A high-profile litigation department has set up shop as an alternative business structure to pursue a US-style model of funding its own cases through contingency fees.
Harcus Parker de-coupled itself from private client and family law firm Harcus Sinclair to set up as a separate litigation practice with a war chest believed to be around £50m provided by an unnamed investment house.
The investor is understood to have provided Harcus Parker with a dedicated pot of cash to be managed under an agreed protocol. The operation of the protocol will be overseen by a third-party funder, reported to be Therium Captial Management, which is not the ultimate investor.
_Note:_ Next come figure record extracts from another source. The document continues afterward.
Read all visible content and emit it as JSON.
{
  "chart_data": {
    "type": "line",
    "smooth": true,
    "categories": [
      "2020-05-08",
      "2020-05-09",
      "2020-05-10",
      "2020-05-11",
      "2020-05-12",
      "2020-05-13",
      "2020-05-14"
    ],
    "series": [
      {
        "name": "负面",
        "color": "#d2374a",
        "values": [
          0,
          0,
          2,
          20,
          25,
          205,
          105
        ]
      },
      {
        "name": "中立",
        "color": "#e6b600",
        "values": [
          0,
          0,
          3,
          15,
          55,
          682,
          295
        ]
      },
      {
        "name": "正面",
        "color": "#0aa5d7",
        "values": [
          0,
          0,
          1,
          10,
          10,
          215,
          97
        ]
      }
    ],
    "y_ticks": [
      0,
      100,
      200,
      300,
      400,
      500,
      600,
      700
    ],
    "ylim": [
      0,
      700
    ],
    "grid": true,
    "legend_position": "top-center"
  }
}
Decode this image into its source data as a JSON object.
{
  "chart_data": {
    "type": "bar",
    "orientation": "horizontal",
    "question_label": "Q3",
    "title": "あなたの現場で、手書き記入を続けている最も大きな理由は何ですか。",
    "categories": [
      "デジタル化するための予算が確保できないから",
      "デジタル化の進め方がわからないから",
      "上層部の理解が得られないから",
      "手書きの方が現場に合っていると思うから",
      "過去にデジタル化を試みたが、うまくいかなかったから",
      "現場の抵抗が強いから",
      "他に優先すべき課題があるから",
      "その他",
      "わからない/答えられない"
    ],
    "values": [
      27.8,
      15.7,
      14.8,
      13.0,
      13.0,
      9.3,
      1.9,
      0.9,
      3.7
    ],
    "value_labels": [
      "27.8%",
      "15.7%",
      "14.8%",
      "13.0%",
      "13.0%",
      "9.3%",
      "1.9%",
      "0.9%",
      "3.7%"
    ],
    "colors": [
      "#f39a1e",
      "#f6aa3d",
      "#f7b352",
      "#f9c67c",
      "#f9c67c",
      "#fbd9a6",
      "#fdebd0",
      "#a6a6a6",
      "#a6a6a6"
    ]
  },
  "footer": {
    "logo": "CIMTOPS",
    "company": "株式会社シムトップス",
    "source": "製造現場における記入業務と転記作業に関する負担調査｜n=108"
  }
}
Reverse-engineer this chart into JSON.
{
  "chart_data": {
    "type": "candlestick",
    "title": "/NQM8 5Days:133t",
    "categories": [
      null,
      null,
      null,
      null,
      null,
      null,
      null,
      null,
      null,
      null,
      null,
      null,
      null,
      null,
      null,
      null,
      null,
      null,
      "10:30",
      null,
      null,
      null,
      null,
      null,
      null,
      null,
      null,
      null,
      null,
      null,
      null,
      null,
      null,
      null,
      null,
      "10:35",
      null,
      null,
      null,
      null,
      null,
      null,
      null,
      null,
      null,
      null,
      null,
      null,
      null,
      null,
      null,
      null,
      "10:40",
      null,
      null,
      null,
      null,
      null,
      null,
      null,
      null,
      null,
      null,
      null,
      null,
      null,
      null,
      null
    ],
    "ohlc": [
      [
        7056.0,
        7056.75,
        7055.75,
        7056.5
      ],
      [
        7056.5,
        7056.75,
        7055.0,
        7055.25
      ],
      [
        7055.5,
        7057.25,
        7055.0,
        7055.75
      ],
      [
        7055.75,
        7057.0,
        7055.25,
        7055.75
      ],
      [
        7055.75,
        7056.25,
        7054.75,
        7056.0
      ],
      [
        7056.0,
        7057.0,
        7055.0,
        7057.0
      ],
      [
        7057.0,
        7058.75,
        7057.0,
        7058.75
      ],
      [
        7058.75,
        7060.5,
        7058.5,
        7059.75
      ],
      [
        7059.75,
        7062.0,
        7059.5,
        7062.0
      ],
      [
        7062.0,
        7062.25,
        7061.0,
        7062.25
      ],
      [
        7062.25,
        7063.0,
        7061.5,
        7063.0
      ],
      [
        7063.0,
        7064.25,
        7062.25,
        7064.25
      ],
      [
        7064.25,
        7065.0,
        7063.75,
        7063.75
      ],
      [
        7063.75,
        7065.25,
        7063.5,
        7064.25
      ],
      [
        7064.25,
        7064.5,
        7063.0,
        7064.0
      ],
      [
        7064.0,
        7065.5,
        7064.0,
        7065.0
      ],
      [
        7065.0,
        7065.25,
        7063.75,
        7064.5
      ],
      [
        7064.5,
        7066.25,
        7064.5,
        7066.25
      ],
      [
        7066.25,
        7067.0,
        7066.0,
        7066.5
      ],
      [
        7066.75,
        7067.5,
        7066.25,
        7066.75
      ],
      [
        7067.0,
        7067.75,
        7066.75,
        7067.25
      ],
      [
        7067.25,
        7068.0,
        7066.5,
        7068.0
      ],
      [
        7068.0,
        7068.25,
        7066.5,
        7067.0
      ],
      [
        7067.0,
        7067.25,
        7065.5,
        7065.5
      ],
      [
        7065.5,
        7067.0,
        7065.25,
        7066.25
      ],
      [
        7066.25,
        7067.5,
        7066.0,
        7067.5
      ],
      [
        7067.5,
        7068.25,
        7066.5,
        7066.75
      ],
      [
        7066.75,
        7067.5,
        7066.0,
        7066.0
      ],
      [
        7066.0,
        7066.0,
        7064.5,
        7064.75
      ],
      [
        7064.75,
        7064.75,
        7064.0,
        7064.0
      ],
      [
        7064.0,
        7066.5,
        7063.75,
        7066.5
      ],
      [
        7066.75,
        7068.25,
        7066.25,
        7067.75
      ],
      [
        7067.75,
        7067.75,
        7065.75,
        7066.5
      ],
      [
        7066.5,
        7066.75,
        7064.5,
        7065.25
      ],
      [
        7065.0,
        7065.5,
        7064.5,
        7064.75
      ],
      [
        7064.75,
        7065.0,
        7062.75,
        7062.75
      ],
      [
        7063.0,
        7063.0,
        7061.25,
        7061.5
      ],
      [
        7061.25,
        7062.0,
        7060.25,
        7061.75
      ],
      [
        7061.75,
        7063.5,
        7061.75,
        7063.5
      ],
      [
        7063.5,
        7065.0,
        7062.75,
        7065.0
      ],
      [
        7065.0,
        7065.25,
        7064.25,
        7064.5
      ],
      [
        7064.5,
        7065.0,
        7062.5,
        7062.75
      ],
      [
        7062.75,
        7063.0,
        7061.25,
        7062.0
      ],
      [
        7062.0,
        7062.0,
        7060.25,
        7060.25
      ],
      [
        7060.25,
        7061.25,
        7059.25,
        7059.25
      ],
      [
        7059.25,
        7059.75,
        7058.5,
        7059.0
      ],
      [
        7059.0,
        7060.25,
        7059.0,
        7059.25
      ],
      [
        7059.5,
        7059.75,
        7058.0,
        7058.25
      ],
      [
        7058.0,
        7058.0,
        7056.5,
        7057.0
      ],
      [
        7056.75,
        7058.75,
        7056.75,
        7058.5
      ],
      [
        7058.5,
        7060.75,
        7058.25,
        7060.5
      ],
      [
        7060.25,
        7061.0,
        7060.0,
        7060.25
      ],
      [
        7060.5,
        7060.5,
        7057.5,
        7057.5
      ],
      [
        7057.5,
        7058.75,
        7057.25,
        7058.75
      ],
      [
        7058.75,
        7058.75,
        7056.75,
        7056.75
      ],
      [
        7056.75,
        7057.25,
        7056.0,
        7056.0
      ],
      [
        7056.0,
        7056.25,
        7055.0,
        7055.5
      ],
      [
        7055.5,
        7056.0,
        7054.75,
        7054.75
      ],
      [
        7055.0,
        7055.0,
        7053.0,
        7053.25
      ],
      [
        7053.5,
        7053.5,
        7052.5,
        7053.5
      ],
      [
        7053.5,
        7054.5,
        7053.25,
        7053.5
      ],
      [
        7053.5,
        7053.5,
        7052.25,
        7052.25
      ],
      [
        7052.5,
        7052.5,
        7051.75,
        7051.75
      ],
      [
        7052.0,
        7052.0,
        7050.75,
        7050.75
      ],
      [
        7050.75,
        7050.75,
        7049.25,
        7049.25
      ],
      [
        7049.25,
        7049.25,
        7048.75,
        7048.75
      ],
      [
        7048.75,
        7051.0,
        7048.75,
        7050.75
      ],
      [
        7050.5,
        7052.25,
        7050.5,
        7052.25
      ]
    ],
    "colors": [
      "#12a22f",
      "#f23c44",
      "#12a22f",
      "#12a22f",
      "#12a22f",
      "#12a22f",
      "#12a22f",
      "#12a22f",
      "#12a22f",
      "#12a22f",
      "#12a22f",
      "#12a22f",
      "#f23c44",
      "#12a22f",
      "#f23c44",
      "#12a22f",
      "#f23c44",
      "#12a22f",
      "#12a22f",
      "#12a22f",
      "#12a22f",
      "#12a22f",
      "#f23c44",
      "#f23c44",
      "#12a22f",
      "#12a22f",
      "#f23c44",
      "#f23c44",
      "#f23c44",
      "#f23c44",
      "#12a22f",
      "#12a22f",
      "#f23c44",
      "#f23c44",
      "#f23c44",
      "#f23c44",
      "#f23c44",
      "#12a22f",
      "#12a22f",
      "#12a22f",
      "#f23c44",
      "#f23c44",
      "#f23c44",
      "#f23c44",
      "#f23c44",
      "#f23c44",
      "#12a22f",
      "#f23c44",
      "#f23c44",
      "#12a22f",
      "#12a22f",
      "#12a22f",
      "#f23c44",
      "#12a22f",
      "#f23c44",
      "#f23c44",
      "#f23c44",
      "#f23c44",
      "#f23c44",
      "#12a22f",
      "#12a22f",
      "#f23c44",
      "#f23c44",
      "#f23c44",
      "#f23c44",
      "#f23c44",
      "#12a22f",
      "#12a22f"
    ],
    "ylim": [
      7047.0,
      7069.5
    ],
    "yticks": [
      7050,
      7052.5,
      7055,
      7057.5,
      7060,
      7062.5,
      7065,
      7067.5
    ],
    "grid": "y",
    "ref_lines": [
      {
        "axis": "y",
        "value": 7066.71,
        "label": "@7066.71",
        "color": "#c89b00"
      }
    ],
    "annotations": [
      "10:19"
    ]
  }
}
It is understood that Harcus Parker has authority to make investment decisions in cases that fit within the protocol, while decisions on cases that fall outside it will be managed by the third-party funder, which will also ensure that the law firm keeps an appropriate spread of cases.
Damon Parker, founder and managing partner of Harcus Parker, told the Gazette: ‘The US firms have built up their war chests over a long time. We didn’t have this, and so we have used the [credit fund investment] to provide a jump start. We will be looking to build up our own war chest in future.’
He said that as the model allows the firm to fund its own cases at a cheaper rate than traditional funding, it will be able to run cases under damages-based agreements, or contingency fees, ‘on a large scale, paying the disbursements’. There has been little take-up of DBAs, which allow lawyers to be paid as a percentage of their client’s winnings, in the UK litigation market since their introduction in 2013. However, contingency fees are widespread in the US, where firms have used them to build up substantial cash reserves to fund future cases.
Parker said the firm will also run some cases with traditional billing, and with third-party funders.
The firm, which is currently acting in high-profile disputes including a shareholder action against Lloyds Banking Group and an equal pay claim against Tesco, plans to balance its caseload with 60% class actions - including financial services litigation, consumer litigation and human rights - and 40% commercial litigation.
Parker added: 'As litigators we are wired in a different way to lawyers who spend their time, for example, drafting wills and LPAs. Even if a litigation practice is more profitable overall, it works to a different rhythm. Each side thought it would be better to run things separately. It had also become increasingly difficult to explain what sort of beast we were. So it seemed a good idea to be consciously uncoupling. We are now entirely separate.’